On distingue trois niveaux intérieurs: au rez-de-chaussée, une cuisine voûtée d'un berceau est dotée de la seule cheminée conservée; à gauche et à droite sont visibles des caves; un niveau entresolé au droit d'un escalier rampe-sur-rampe à mur noyau avec ses voûtes à nervures, ses supports et une belle porte qui donnait autrefois accès à une chapelle. Le lieu saint est devenu remise mais conserve néanmoins une niche, surmontée d'un fronton triangulaire, appuyée de pilastres cannelés; l'étage est divisé en trois salles aménagées en théâtre, dancing, bar; le dernier niveau, arasé, est surmonté d'une verrière déjà décrite, qui domine le bâtiment. Extérieurement, sont remarquables les culots des tourelles moulurés; ceux de la tourelle nord-est présentent des feuillages repliés et des oves. Quelques pierres à bossage troué sont la marque du raffinement passé. Les encadrements de baies sont très soignés, ainsi la porte sud compte un plein cintre cantonné de pilastres. Les ouvertures ont des chambranles à crossettes et des appuis moulurés. Verticales, simples ou doubles, leur disposition dans l'espace est désordonnée. Les échauguettes d'angles Renaissance, traduisent le souci défensif hérité de l'époque des guerres de religion juste refermée; le plan du logis, d'inspiration toujours militaire, est empreint d'esprit médiéval.
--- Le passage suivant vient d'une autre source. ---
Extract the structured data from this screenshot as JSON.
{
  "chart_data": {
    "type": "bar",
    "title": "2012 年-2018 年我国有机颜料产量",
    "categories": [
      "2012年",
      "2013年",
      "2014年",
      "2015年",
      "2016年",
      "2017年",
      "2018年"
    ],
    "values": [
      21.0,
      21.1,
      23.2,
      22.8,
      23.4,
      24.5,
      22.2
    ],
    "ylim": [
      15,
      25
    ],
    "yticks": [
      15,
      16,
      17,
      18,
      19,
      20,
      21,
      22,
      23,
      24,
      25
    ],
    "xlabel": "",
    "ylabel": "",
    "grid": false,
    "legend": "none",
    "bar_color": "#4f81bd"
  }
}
La Rochette était le siège d'un fief ayant initialement appartenu à une famille Rousseau ou Rousselet de La Rochette; il devint la propriété des Tizon d'Argence qui possédaient le premier château XIV-XVe siècle, le lieu étant intitulé "Les mathes". On peut supposer que l'édification du logis a fait suite au mariage d'Anne Tizon, fille et héritière de Roch Tizon, avec Jehan Frotier pour donner la lignée localement célèbre des Frotier-Tizon. Le fief passa ensuite à la famille de Paris. Ainsi Alexandre de Paris, seigneur de La Rochette en 1669, en vue de préserver ses droits de pêche sur la Tardoire, adresse une supplique au Maître particulier des Eaux et forêts d'Angoumois pour punir les particuliers qui pêchaient dans ce fief "avecq tramails et paniers et autres engins deffendus". Les de La Garelli, un temps propriétaires, cédèrent aux Guytard de Riberolle et aux de Causans jusqu'en 1946. Le château, qui aurait accueilli la suite de l'Infante Marie-Thérèse, qui se rendait en France pour épouser Louis XIV, d'abord hébergée à La Rochefoucauld, est promis à une réhabilitation avec création d'une salle (dite polyvalente en français fin XXe siècle) par la commune propriétaire. Jadis à La Rochette d'étranges rumeurs circulaient: le loup-garou tout de blanc vêtu errait dans la cour du château des demoiselles de la Galerie, tous les minuits…
Éléments protégés MH: le château, à l'exception des toitures, de la verrière et de l'escalier extérieur : inscription par arrêté du 3 juillet 1992.